Dado que las luces LED para estadios están expuestas al aire libre durante largos periodos —soportando condiciones adversas como sol, lluvia, nieve, condensación y polvo—, la impermeabilización y la protección contra el polvo son requisitos fundamentales. Los requisitos específicos son los siguientes:
En primer lugar, el grado de protección IP debe ser de al menos IP65, lo que significa que la luminaria es completamente hermética al polvo y resistente a chorros de agua a baja presión. Para áreas frecuentemente expuestas a fuertes lluvias, tifones o lavados a alta presión (como la limpieza de pistas en circuitos de carreras), se recomienda un grado IP66 (protección contra potentes chorros de agua) o incluso IP67 (protección contra inmersión temporal).
En segundo lugar, diseño estructural sellado. Las juntas de la carcasa deben contar con un sellado multicapa (por ejemplo, juntas tóricas de caucho de silicona combinadas con sellador). Las entradas de cables deben utilizar prensaestopas impermeables (tipos PG o M) equipados con anillos de sujeción internos y juntas.
En tercer lugar, los respiraderos o válvulas de ventilación impermeables. Dado que los LED generan calor durante su funcionamiento y crean presión negativa al enfriarse, pueden absorber fácilmente la humedad. Las luminarias de alta calidad incorporan válvulas de ventilación impermeables (con membranas de ePTFE) que permiten el intercambio de aire a la vez que impiden la entrada de agua líquida y polvo, equilibrando así la presión interna y externa y evitando la condensación.
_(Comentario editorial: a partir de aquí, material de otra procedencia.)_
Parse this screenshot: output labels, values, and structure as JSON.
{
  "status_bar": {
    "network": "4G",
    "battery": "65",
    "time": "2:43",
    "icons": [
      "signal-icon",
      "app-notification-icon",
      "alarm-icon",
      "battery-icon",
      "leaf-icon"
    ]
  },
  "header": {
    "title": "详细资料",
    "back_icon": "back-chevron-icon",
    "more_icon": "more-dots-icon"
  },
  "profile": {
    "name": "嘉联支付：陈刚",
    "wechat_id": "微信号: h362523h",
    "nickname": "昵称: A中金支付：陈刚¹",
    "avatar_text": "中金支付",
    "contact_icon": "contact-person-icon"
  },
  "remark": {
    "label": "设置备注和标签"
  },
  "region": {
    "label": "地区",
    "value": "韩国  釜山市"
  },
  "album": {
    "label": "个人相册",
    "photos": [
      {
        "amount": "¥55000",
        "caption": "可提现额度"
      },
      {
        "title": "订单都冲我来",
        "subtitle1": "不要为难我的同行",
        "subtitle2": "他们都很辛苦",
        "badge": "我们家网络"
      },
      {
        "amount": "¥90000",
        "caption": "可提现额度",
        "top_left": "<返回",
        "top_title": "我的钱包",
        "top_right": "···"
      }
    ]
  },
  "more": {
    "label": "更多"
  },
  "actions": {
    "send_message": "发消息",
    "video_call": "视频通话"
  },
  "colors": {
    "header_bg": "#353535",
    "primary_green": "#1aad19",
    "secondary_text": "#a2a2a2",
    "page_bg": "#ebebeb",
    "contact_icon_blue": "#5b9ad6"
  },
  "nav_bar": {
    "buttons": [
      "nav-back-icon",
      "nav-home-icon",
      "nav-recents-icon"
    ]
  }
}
En cuarto lugar, los orificios de drenaje. Incluso con un sellado hermético, con el tiempo pueden filtrarse pequeñas cantidades de humedad debido al envejecimiento del sello. Algunos accesorios cuentan con orificios de drenaje en la parte inferior (diseñados con una estructura laberíntica) que permiten que el agua condensada salga, impidiendo al mismo tiempo la entrada de agua externa.
En quinto lugar, la resistencia a la corrosión. Los materiales de sellado deben ser silicona o caucho fluorado resistentes a los rayos UV y al envejecimiento, en lugar de caucho común. En zonas costeras o cerca de plantas químicas, las carcasas de las luminarias deben ser de aleación de aluminio de grado marino (por ejemplo, AlMgSi1) o acero inoxidable, con superficies pasivadas o con recubrimiento en polvo. Durante la instalación, los cables deben disponerse formando un bucle de goteo (en forma de U) para evitar que el agua corra por el cable y penetre en la luminaria. Antes de la temporada de lluvias, se debe inspeccionar la integridad del sellado de las luminarias y reemplazar de inmediato cualquier sello deteriorado.
En resumen, el rendimiento de la impermeabilización está directamente relacionado con la fiabilidad de las luminarias y no debe pasarse por alto.